Why was I out walking? Well, first of all because I love the outdoors and try to get out as often as I can (which is not as often as I would like) but secondly, and possibly more importantly, I have, mad thing that I am, committed myself to walking 100km to raise money for Oxfam with thee other equally mad women.  Actually, I say equally mad but I think two of them are madder because they have walked it before and know how gruelling it is!

So there I was, trotting behind my team mates who are much fitter and faster than me thinking, “Oh my goodness, what have  let myself in for?!”  They are seasoned long distance runners and multisport participants and little old me has never run further than 15km before.  I have done lots of mountain walking, and caving and kayaking and climbing.  I am an adventurous sort.  But I have never undertaken anything as long as this that requires training.  Training! What is that? Five days a week averaging 15km a day at the ridiculously fast (for me) pace of around 7km an hour!  That’s what training is.  And, of course, I have come in late to the programme.  The Oxfam website has a recommended training schedule (we’re aiming to do it fast = 18 -24 hrs) which runs for 16 weeks.  We have 7 weeks to go before the big day.  28th March – check it out! So the training programme starts for us at week 10. Yes, straight in to just about the peak time and starting right from scratch for me! That’s why all I see as we walk is three bottoms!women walking through a forest.

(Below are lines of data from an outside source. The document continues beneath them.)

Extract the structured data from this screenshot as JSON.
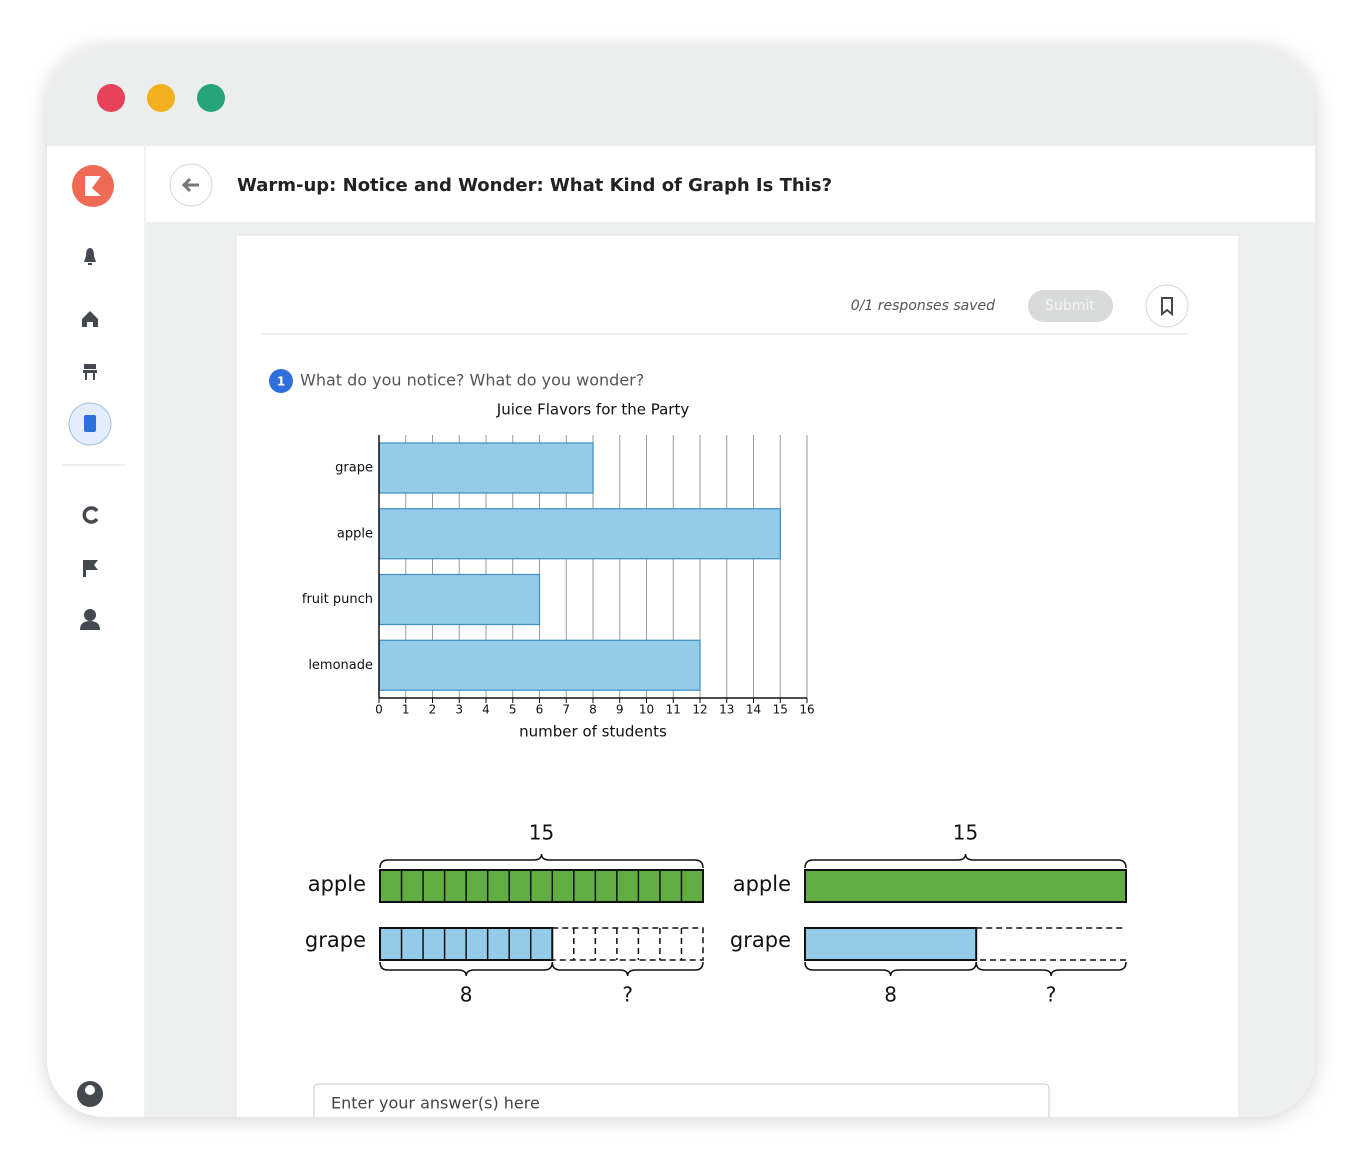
{
  "header": {
    "title": "Warm-up: Notice and Wonder: What Kind of Graph Is This?"
  },
  "toolbar": {
    "status": "0/1 responses saved",
    "submit": "Submit"
  },
  "question": {
    "number": "1",
    "text": "What do you notice? What do you wonder?"
  },
  "chart_data": {
    "type": "bar",
    "orientation": "horizontal",
    "title": "Juice Flavors for the Party",
    "categories": [
      "grape",
      "apple",
      "fruit punch",
      "lemonade"
    ],
    "values": [
      8,
      15,
      6,
      12
    ],
    "color": "#93cbe9",
    "xlabel": "number of students",
    "xlim": [
      0,
      16
    ],
    "xticks": [
      0,
      1,
      2,
      3,
      4,
      5,
      6,
      7,
      8,
      9,
      10,
      11,
      12,
      13,
      14,
      15,
      16
    ],
    "grid": true
  },
  "tape_diagrams": [
    {
      "top": "apple",
      "bottom": "grape",
      "total": 15,
      "known": 8,
      "unknown": "?",
      "partitioned": true
    },
    {
      "top": "apple",
      "bottom": "grape",
      "total": 15,
      "known": 8,
      "unknown": "?",
      "partitioned": false
    }
  ],
  "answer": {
    "placeholder": "Enter your answer(s) here"
  }
}
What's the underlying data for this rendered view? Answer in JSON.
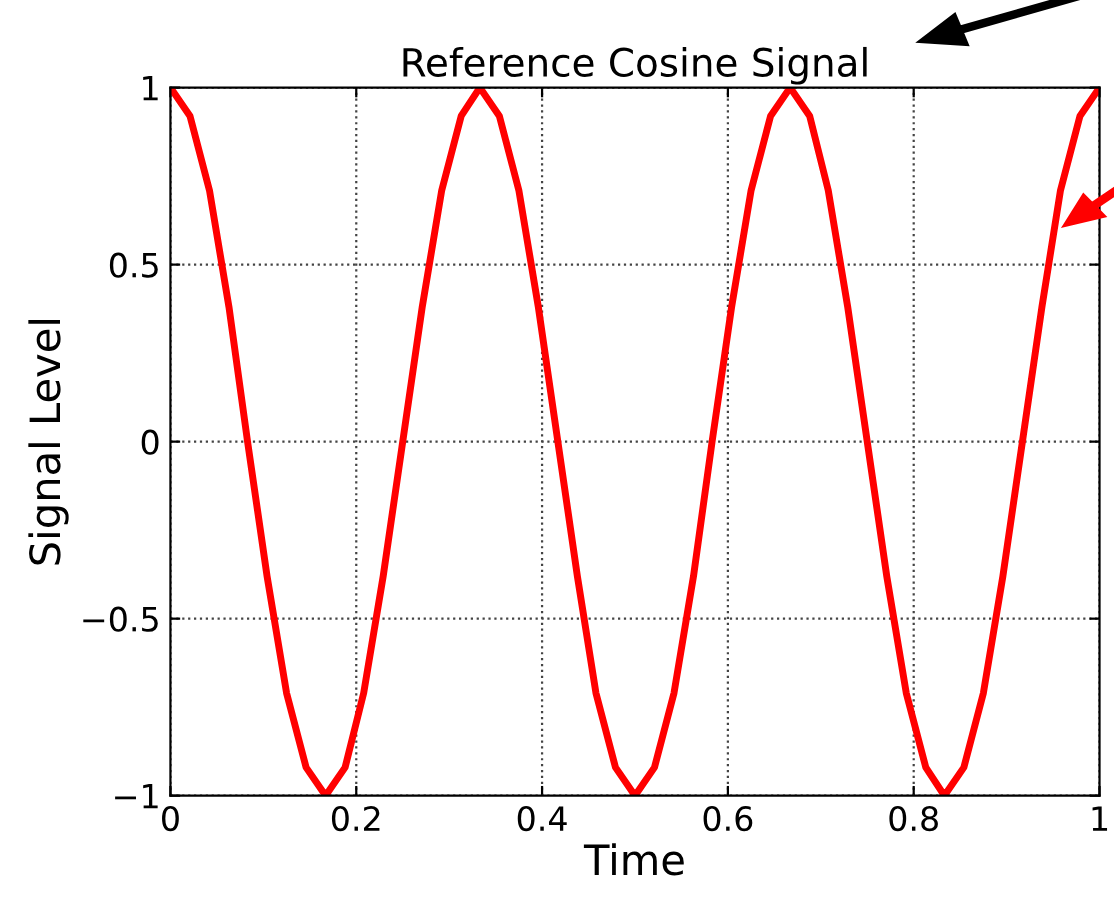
{
  "chart_data": {
    "type": "line",
    "title": "Reference Cosine Signal",
    "xlabel": "Time",
    "ylabel": "Signal Level",
    "x": [
      0,
      0.021,
      0.042,
      0.063,
      0.083,
      0.104,
      0.125,
      0.146,
      0.167,
      0.188,
      0.208,
      0.229,
      0.25,
      0.271,
      0.292,
      0.313,
      0.333,
      0.354,
      0.375,
      0.396,
      0.417,
      0.438,
      0.458,
      0.479,
      0.5,
      0.521,
      0.542,
      0.563,
      0.583,
      0.604,
      0.625,
      0.646,
      0.667,
      0.688,
      0.708,
      0.729,
      0.75,
      0.771,
      0.792,
      0.813,
      0.833,
      0.854,
      0.875,
      0.896,
      0.917,
      0.938,
      0.958,
      0.979,
      1.0
    ],
    "series": [
      {
        "color": "#ff0000",
        "values": [
          1,
          0.92,
          0.71,
          0.38,
          0,
          -0.38,
          -0.71,
          -0.92,
          -1,
          -0.92,
          -0.71,
          -0.38,
          0,
          0.38,
          0.71,
          0.92,
          1,
          0.92,
          0.71,
          0.38,
          0,
          -0.38,
          -0.71,
          -0.92,
          -1,
          -0.92,
          -0.71,
          -0.38,
          0,
          0.38,
          0.71,
          0.92,
          1,
          0.92,
          0.71,
          0.38,
          0,
          -0.38,
          -0.71,
          -0.92,
          -1,
          -0.92,
          -0.71,
          -0.38,
          0,
          0.38,
          0.71,
          0.92,
          1
        ]
      }
    ],
    "xlim": [
      0,
      1
    ],
    "ylim": [
      -1,
      1
    ],
    "xticks": [
      0,
      0.2,
      0.4,
      0.6,
      0.8,
      1
    ],
    "yticks": [
      {
        "value": -1,
        "label": "−1"
      },
      {
        "value": -0.5,
        "label": "−0.5"
      },
      0,
      0.5,
      1
    ],
    "grid": true,
    "line_style": "solid",
    "marker": "none",
    "legend": false
  }
}
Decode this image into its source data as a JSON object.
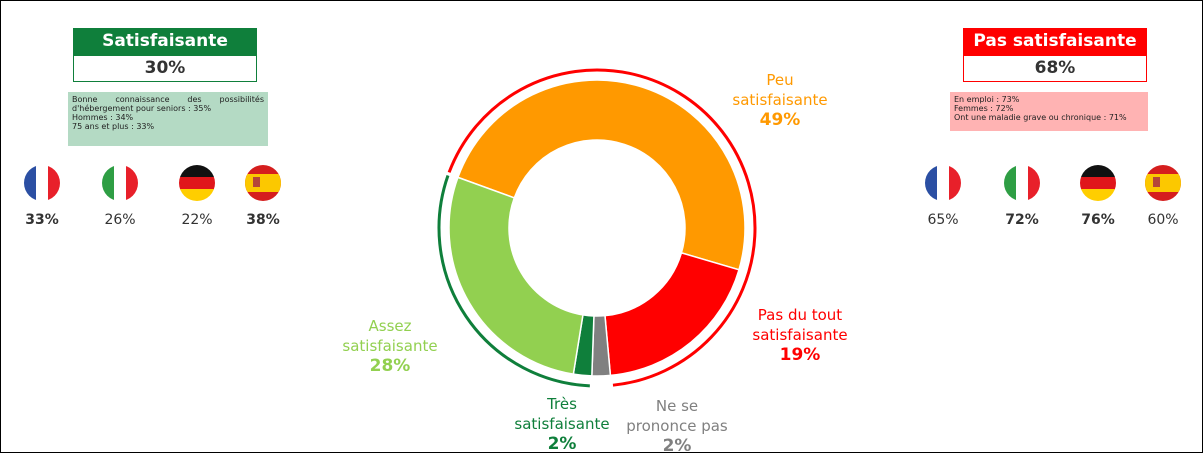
{
  "chart_data": {
    "type": "donut",
    "categories": [
      "Peu satisfaisante",
      "Pas du tout satisfaisante",
      "Ne se prononce pas",
      "Très satisfaisante",
      "Assez satisfaisante"
    ],
    "values": [
      49,
      19,
      2,
      2,
      28
    ],
    "value_labels": [
      "49%",
      "19%",
      "2%",
      "2%",
      "28%"
    ],
    "colors": [
      "#ff9900",
      "#ff0000",
      "#808080",
      "#0f7f3b",
      "#92d050"
    ]
  },
  "panels": [
    {
      "title": "Satisfaisante",
      "value": "30%",
      "color": "#0f7f3b",
      "notes": [
        "Bonne connaissance des possibilités d'hébergement pour seniors : 35%",
        "Hommes : 34%",
        "75 ans et plus : 33%"
      ],
      "countries": [
        "33%",
        "26%",
        "22%",
        "38%"
      ]
    },
    {
      "title": "Pas satisfaisante",
      "value": "68%",
      "color": "#ff0000",
      "notes": [
        "En emploi : 73%",
        "Femmes : 72%",
        "Ont une maladie grave ou chronique : 71%"
      ],
      "countries": [
        "65%",
        "72%",
        "76%",
        "60%"
      ]
    }
  ]
}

So, I hear you asking, “Why?”.  Good question, and one that I was pondering as I struggled to keep up yesterday.  Why?  It seemed like a good idea when my friend suggested it in the staffroom one day.  I felt I needed a challenge in my 6th decade of life. It is a strange thing, isn’t it, age?  I don’t feel old at 52 years and 11 months old.  But, what does prey on my mind is that my Mum died at the age of 53 years and 1 day.  And I am frighteningly close now to not knowing what life holds for me past that point.  I have no point of reference.  I see my Mum when I look in the mirror, but I don’t know what the future me will look like because Mum’s face stops at 53 years and 1 day.  So, before I get maudlin and start to cry, I guess I’m doing this for my Mum.  To prove that life goes on, as well as because it is a huge challenge and we all need challenges to test ourselves and I haven’t had a real physical challenge for a while.  It will keep me away from work and help to redress some of my work life balance which has swung heavily to the side of work over the last few years, it will help my fitness (as long as my body doesn’t break from the training!), and I am doing something to help others.

So my #28daysofwriting may well be a chronicle of the next 4 weeks of training as I build up to the big day.  What has that to do with learning?  Oh, everything!